Primary LanguagePythonOtherNOASSERTION

JSVNEWS

PEP8 Maintenance GitHub contributors Python saythanks PRs Welcome

Hello World

prepping for pip

Download git
python -m pip install -e ./path/to/jsvnews
Dataset comes separately, I'll email you or something

my todo's

  1. Create statistical tests for detecting narrative shifts (ie an event occurred or editorial shift)
  2. Create tests for comparing narrative similarity between different newspapers (allowing us to confirm similarly positioned newspapers, ie, WashPost resembles NYT more than foxnews or oann)
  3. Create new dataset for updated model. The sentiment model so far assigns every named entity in a sentence an independent and one dimensional [neg, neu, pos] rating. I would prefer a dataset made by mechanical turk for a two dimensional sentiment rating -> dimension one is "Are things going bad/neu/well for named entity", and dimension two is "Does named entity deserve our scorn, neutral, sympathy from this info." This would mean we could analyze sentences such as "Evil Germany invades and occupies our allies the French." as Germany -> [scorn, doing well] and France as [sympathy, doing bad].
  4. User studies.
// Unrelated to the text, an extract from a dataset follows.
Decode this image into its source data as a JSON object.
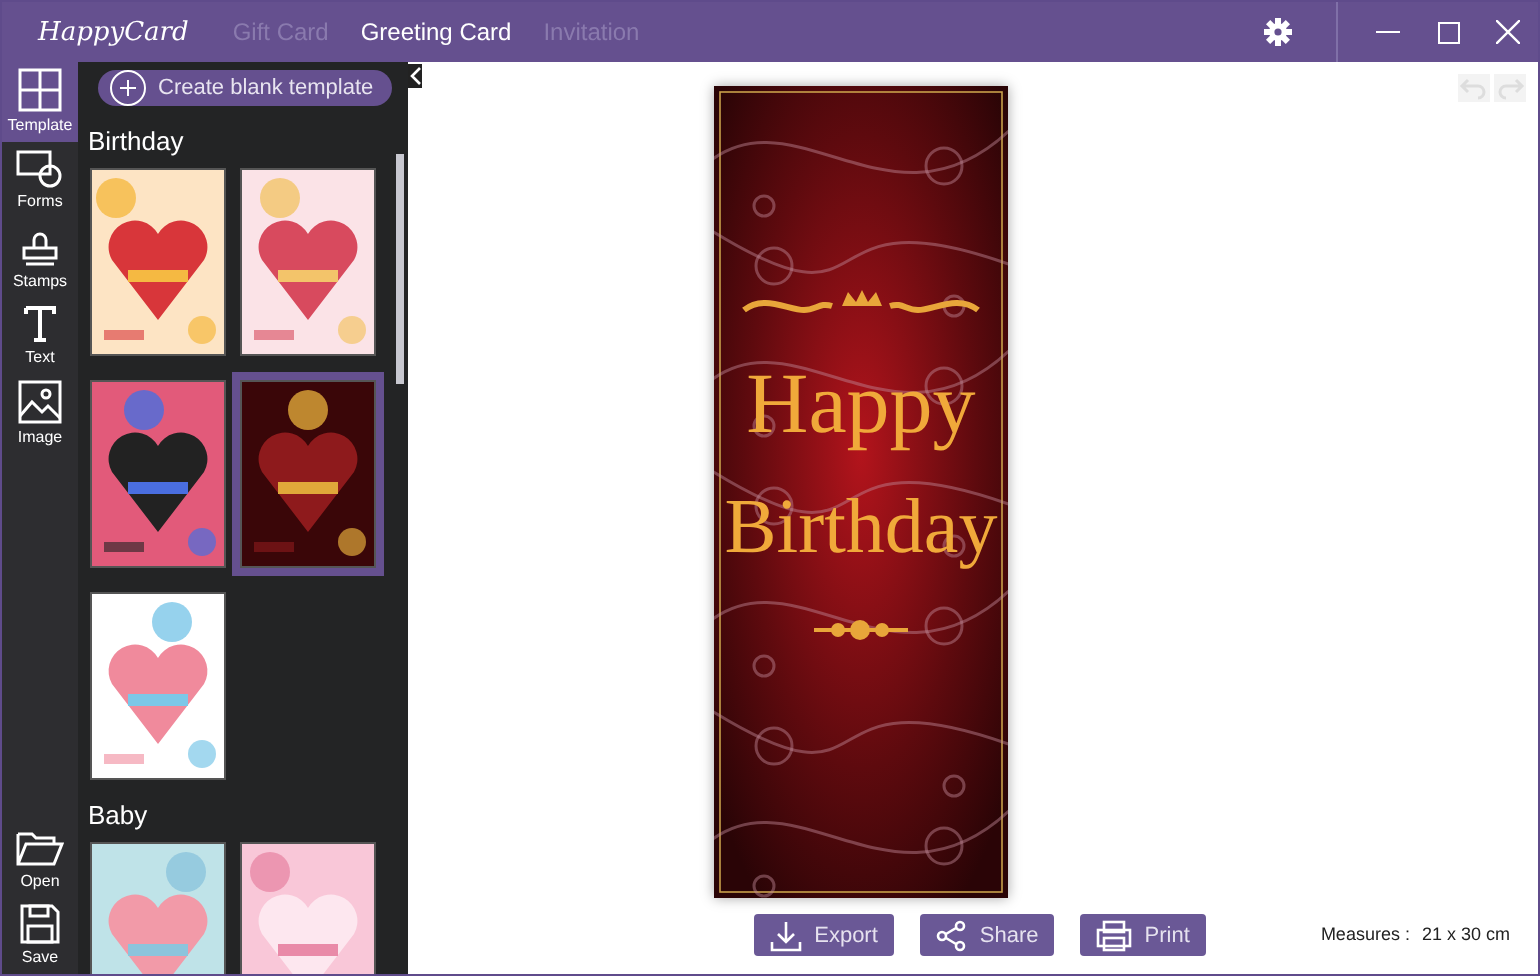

How does our system correlate with what humans believe? a) Make app which pings our system to process news articles, then appends analysis on the end and asks for their agreement (Do you agree this article made Germany look evil?)

the pipeline

  1. scrape all articles from utilities/rssfeeds.txt
  2. clean html off with readability-lxml library
  3. use spacy to detect named entities
  4. combine similar named entities within article (Trump -> Donald Trump)
  5. lookup named entity to find fully disambiguated name (Donald Trump -> Donald J. Trump), using a local cache of previous named entities, or wikipedia ping on cache miss
  6. save article with disambiguated named entities in sqlite db
  7. Split articles by sentences, cover up named entities with BERT [MASK] token.
  8. Run articles through BERT model, every [MASK] token receives a sentiment score.
  9. Save a matrix for every publisher on that day's topic-sentiment counts

other scripts

run
import jsvnews.src.viz_biz.sentchart_topic as sct
sct.run("Trump")
to view a matplotlib graph of sentiments related to Trump over the past 6 months.
Sorry not sorry about bad namings.

pretty pictures

Clustering of newspapers
Cluster of newspapers
Comparing sentiments of Trump
Sentiment comparissons of Trump
Net sentiment scores of Trump over the past 6 months (each point avg over past week scores)
Sentiment scores for Trump over time

image

Repo Architecture

  • utilities:
  • jsvnews:

Software Architecture

Describe the tools utilized.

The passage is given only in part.